What is going to work for you will depend a lot on your culture. The path forward is to give it thought, decide on a solution and drive it. Just a note, having a wiki doesn't cut it. The information needs to be tied tightly to the code, or it's going to fall into uselessness quickly.
Lack of Focus
A Lack of Focus ensures that you work a lot but produce very little. 80% of ten things is less useful than 100% of one thing. Lack of focus has two sources. The first is that the team isn't organizing their work well. The second is that the team is not managing their operational work to allow them to focus on the non-operational work. Solving these two problems is closely intertwined.
Organize The Work
I wrote briefly about this in 'Get Your Teams To Estimate Well,' and I will be writing more about it shortly. You must manage the team's work. The team has to know what the priorities are and focus on delivering those priorities. You need to leverage whatever tools you use well. Can your team see what the current goals are? Not the current story, the current goals. Can your engineers see what piece of work they should pick up next? Can your team see how they are doing against timelines? If the answer to any of these questions is no, then you have some work to do.
Finally, can you see what the team is doing? Can you focus the team on one major thing at a time? Can you shepherd individuals to other areas of the codebase? If the answer to these questions is no, you have work to do. How you do this work depends on the tooling and the team. I will walk you through how to do this in Jira with Advanced Roadmaps in a future article.
Remove Distraction
Your team is probably getting killed with the operational load. It's not apparent, but each team member is probably talking about something operational they did for some internal customer every day at standup. You have to kill that. They destroy focus. You must address your operation load intentionally in a way that does not allow it to impact engineers working on committed work. You need an on-call rotation.

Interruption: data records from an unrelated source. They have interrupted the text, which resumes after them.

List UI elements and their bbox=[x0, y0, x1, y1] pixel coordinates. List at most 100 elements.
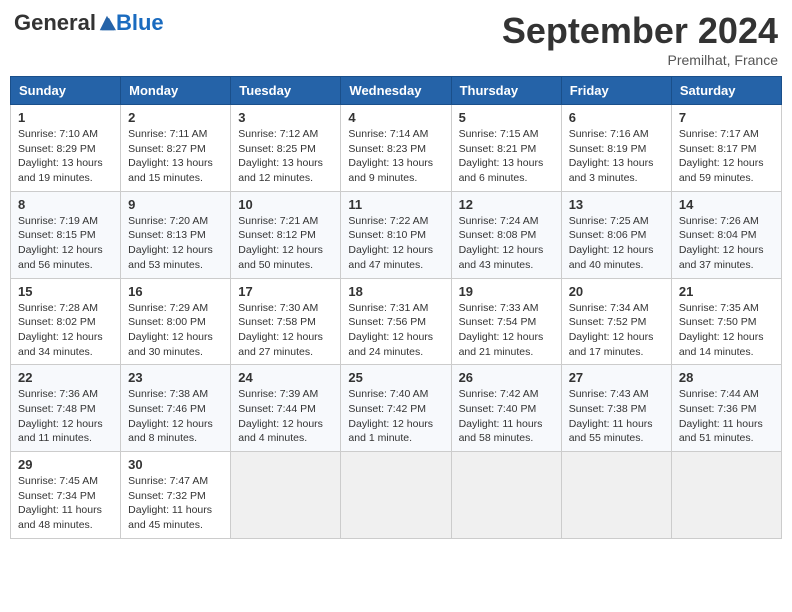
calendar-cell: 21Sunrise: 7:35 AMSunset: 7:50 PMDayligh… bbox=[671, 278, 781, 365]
cell-content: Sunrise: 7:10 AMSunset: 8:29 PMDaylight:… bbox=[18, 127, 113, 186]
cell-content: Sunrise: 7:40 AMSunset: 7:42 PMDaylight:… bbox=[348, 387, 443, 446]
logo: General Blue bbox=[14, 10, 164, 36]
daylight-text: Daylight: 13 hours and 3 minutes. bbox=[569, 157, 654, 184]
cell-content: Sunrise: 7:19 AMSunset: 8:15 PMDaylight:… bbox=[18, 214, 113, 273]
cell-content: Sunrise: 7:24 AM Sunset: 8:08 PM Daylight:… bbox=[459, 214, 554, 273]
sunset-text: Sunset: 7:58 PM bbox=[238, 316, 316, 328]
sunrise-text: Sunrise: 7:26 AM bbox=[679, 215, 759, 227]
daylight-text: Daylight: 12 hours and 27 minutes. bbox=[238, 331, 323, 358]
sunrise-text: Sunrise: 7:21 AM bbox=[238, 215, 318, 227]
daylight-text: Daylight: 13 hours and 6 minutes. bbox=[459, 157, 544, 184]
sunrise-text: Sunrise: 7:24 AM bbox=[459, 215, 539, 227]
sunset-text: Sunset: 7:46 PM bbox=[128, 403, 206, 415]
calendar-cell: 5 Sunrise: 7:15 AM Sunset: 8:21 PM Daylight… bbox=[451, 105, 561, 192]
sunset-text: Sunset: 7:50 PM bbox=[679, 316, 757, 328]
day-number: 21 bbox=[679, 284, 774, 299]
month-title: September 2024 bbox=[502, 10, 778, 52]
day-number: 14 bbox=[679, 197, 774, 212]
day-number: 26 bbox=[459, 370, 554, 385]
calendar-cell bbox=[561, 452, 671, 539]
day-number: 18 bbox=[348, 284, 443, 299]
cell-content: Sunrise: 7:14 AMSunset: 8:23 PMDaylight:… bbox=[348, 127, 443, 186]
location-text: Premilhat, France bbox=[502, 52, 778, 68]
day-number: 24 bbox=[238, 370, 333, 385]
sunset-text: Sunset: 7:44 PM bbox=[238, 403, 316, 415]
sunset-text: Sunset: 8:02 PM bbox=[18, 316, 96, 328]
sunrise-text: Sunrise: 7:33 AM bbox=[459, 302, 539, 314]
calendar-cell: 19Sunrise: 7:33 AMSunset: 7:54 PMDayligh… bbox=[451, 278, 561, 365]
sunset-text: Sunset: 8:21 PM bbox=[459, 143, 537, 155]
calendar-cell: 26Sunrise: 7:42 AMSunset: 7:40 PMDayligh… bbox=[451, 365, 561, 452]
sunset-text: Sunset: 7:34 PM bbox=[18, 490, 96, 502]
day-number: 30 bbox=[128, 457, 223, 472]
daylight-text: Daylight: 13 hours and 19 minutes. bbox=[18, 157, 103, 184]
daylight-text: Daylight: 12 hours and 34 minutes. bbox=[18, 331, 103, 358]
calendar-cell: 2Sunrise: 7:11 AMSunset: 8:27 PMDaylight… bbox=[121, 105, 231, 192]
day-number: 7 bbox=[679, 110, 774, 125]
sunset-text: Sunset: 8:06 PM bbox=[569, 229, 647, 241]
day-number: 22 bbox=[18, 370, 113, 385]
day-number: 20 bbox=[569, 284, 664, 299]
calendar-cell: 11Sunrise: 7:22 AMSunset: 8:10 PMDayligh… bbox=[341, 191, 451, 278]
cell-content: Sunrise: 7:35 AMSunset: 7:50 PMDaylight:… bbox=[679, 301, 774, 360]
calendar-cell: 6Sunrise: 7:16 AMSunset: 8:19 PMDaylight… bbox=[561, 105, 671, 192]
sunset-text: Sunset: 8:17 PM bbox=[679, 143, 757, 155]
daylight-text: Daylight: 12 hours and 37 minutes. bbox=[679, 244, 764, 271]
cell-content: Sunrise: 7:33 AMSunset: 7:54 PMDaylight:… bbox=[459, 301, 554, 360]
calendar-cell: 29Sunrise: 7:45 AMSunset: 7:34 PMDayligh… bbox=[11, 452, 121, 539]
day-number: 6 bbox=[569, 110, 664, 125]
day-number: 5 bbox=[459, 110, 554, 125]
calendar-cell: 9Sunrise: 7:20 AMSunset: 8:13 PMDaylight… bbox=[121, 191, 231, 278]
col-saturday: Saturday bbox=[671, 77, 781, 105]
sunrise-text: Sunrise: 7:14 AM bbox=[348, 128, 428, 140]
sunset-text: Sunset: 7:42 PM bbox=[348, 403, 426, 415]
sunrise-text: Sunrise: 7:42 AM bbox=[459, 388, 539, 400]
cell-content: Sunrise: 7:47 AMSunset: 7:32 PMDaylight:… bbox=[128, 474, 223, 533]
sunset-text: Sunset: 8:12 PM bbox=[238, 229, 316, 241]
sunset-text: Sunset: 8:04 PM bbox=[679, 229, 757, 241]
page-header: General Blue September 2024 Premilhat, F… bbox=[10, 10, 782, 68]
sunrise-text: Sunrise: 7:19 AM bbox=[18, 215, 98, 227]
day-number: 16 bbox=[128, 284, 223, 299]
daylight-text: Daylight: 12 hours and 47 minutes. bbox=[348, 244, 433, 271]
cell-content: Sunrise: 7:36 AMSunset: 7:48 PMDaylight:… bbox=[18, 387, 113, 446]
sunset-text: Sunset: 8:13 PM bbox=[128, 229, 206, 241]
cell-content: Sunrise: 7:11 AMSunset: 8:27 PMDaylight:… bbox=[128, 127, 223, 186]
daylight-text: Daylight: 11 hours and 55 minutes. bbox=[569, 418, 653, 445]
sunrise-text: Sunrise: 7:40 AM bbox=[348, 388, 428, 400]
sunset-text: Sunset: 8:08 PM bbox=[459, 229, 537, 241]
calendar-cell: 20Sunrise: 7:34 AMSunset: 7:52 PMDayligh… bbox=[561, 278, 671, 365]
day-number: 25 bbox=[348, 370, 443, 385]
calendar-week-row: 29Sunrise: 7:45 AMSunset: 7:34 PMDayligh… bbox=[11, 452, 782, 539]
sunrise-text: Sunrise: 7:29 AM bbox=[128, 302, 208, 314]
daylight-text: Daylight: 12 hours and 4 minutes. bbox=[238, 418, 323, 445]
daylight-text: Daylight: 12 hours and 59 minutes. bbox=[679, 157, 764, 184]
cell-content: Sunrise: 7:21 AM Sunset: 8:12 PM Daylight:… bbox=[238, 214, 333, 273]
calendar-cell: 25Sunrise: 7:40 AMSunset: 7:42 PMDayligh… bbox=[341, 365, 451, 452]
sunrise-text: Sunrise: 7:47 AM bbox=[128, 475, 208, 487]
daylight-text: Daylight: 11 hours and 45 minutes. bbox=[128, 504, 212, 531]
daylight-text: Daylight: 12 hours and 50 minutes. bbox=[238, 244, 323, 271]
daylight-text: Daylight: 12 hours and 53 minutes. bbox=[128, 244, 213, 271]
sunset-text: Sunset: 8:27 PM bbox=[128, 143, 206, 155]
sunrise-text: Sunrise: 7:35 AM bbox=[679, 302, 759, 314]
sunrise-text: Sunrise: 7:11 AM bbox=[128, 128, 207, 140]
daylight-text: Daylight: 12 hours and 8 minutes. bbox=[128, 418, 213, 445]
sunrise-text: Sunrise: 7:15 AM bbox=[459, 128, 539, 140]
sunset-text: Sunset: 7:38 PM bbox=[569, 403, 647, 415]
calendar-week-row: 22 Sunrise: 7:36 AMSunset: 7:48 PMDayligh… bbox=[11, 365, 782, 452]
calendar-cell: 17Sunrise: 7:30 AMSunset: 7:58 PMDayligh… bbox=[231, 278, 341, 365]
day-number: 29 bbox=[18, 457, 113, 472]
day-number: 3 bbox=[238, 110, 333, 125]
calendar-cell: 4Sunrise: 7:14 AMSunset: 8:23 PMDaylight… bbox=[341, 105, 451, 192]
sunrise-text: Sunrise: 7:39 AM bbox=[238, 388, 318, 400]
daylight-text: Daylight: 11 hours and 51 minutes. bbox=[679, 418, 763, 445]
col-monday: Monday bbox=[121, 77, 231, 105]
sunset-text: Sunset: 7:52 PM bbox=[569, 316, 647, 328]
sunset-text: Sunset: 7:36 PM bbox=[679, 403, 757, 415]
calendar-cell: 23Sunrise: 7:38 AMSunset: 7:46 PMDayligh… bbox=[121, 365, 231, 452]
cell-content: Sunrise: 7:31 AMSunset: 7:56 PMDaylight:… bbox=[348, 301, 443, 360]
daylight-text: Daylight: 12 hours and 43 minutes. bbox=[459, 244, 544, 271]
calendar-cell: 1Sunrise: 7:10 AMSunset: 8:29 PMDaylight… bbox=[11, 105, 121, 192]
calendar-cell: 14 Sunrise: 7:26 AM Sunset: 8:04 PM Dayligh… bbox=[671, 191, 781, 278]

An on-call rotation is having an engineer dedicated to handling operational load. The specific engineer changes on some cadence, usually every week to two weeks. This engineer works exclusively on operational work and does not pick up commitments. If there is no incoming operational work, then they work on fixing bugs. Resist the urge to give them committed work. It's going to screw you in the long run. Also, resist the urge to hire an engineer to focus on on-call so the other engineers can work. On-call is an excellent opportunity to spread knowledge. Exposing engineers to the problems in the system they work on helps them make better day to day decisions.
This on-call approach also allows you to manage bandwidth you are exposing to operational load. If you have a five-person team and dedicate one person to on-call, your spend is 20%. If that person is not enough to handle the on-call load, then add another one. Now you know your operational spend is 40% (at this point, you should be thinking about how to drive it down). Dedicating a person to on-call makes that operational work manageable. Spreading it throughout the team is not.
Conclusion
Increasing productivity is a journey, not a destination. It's not going to come from dedicating a team to Productivity Engineering, though that might indeed help. It's going to come from changing the way your organization operates.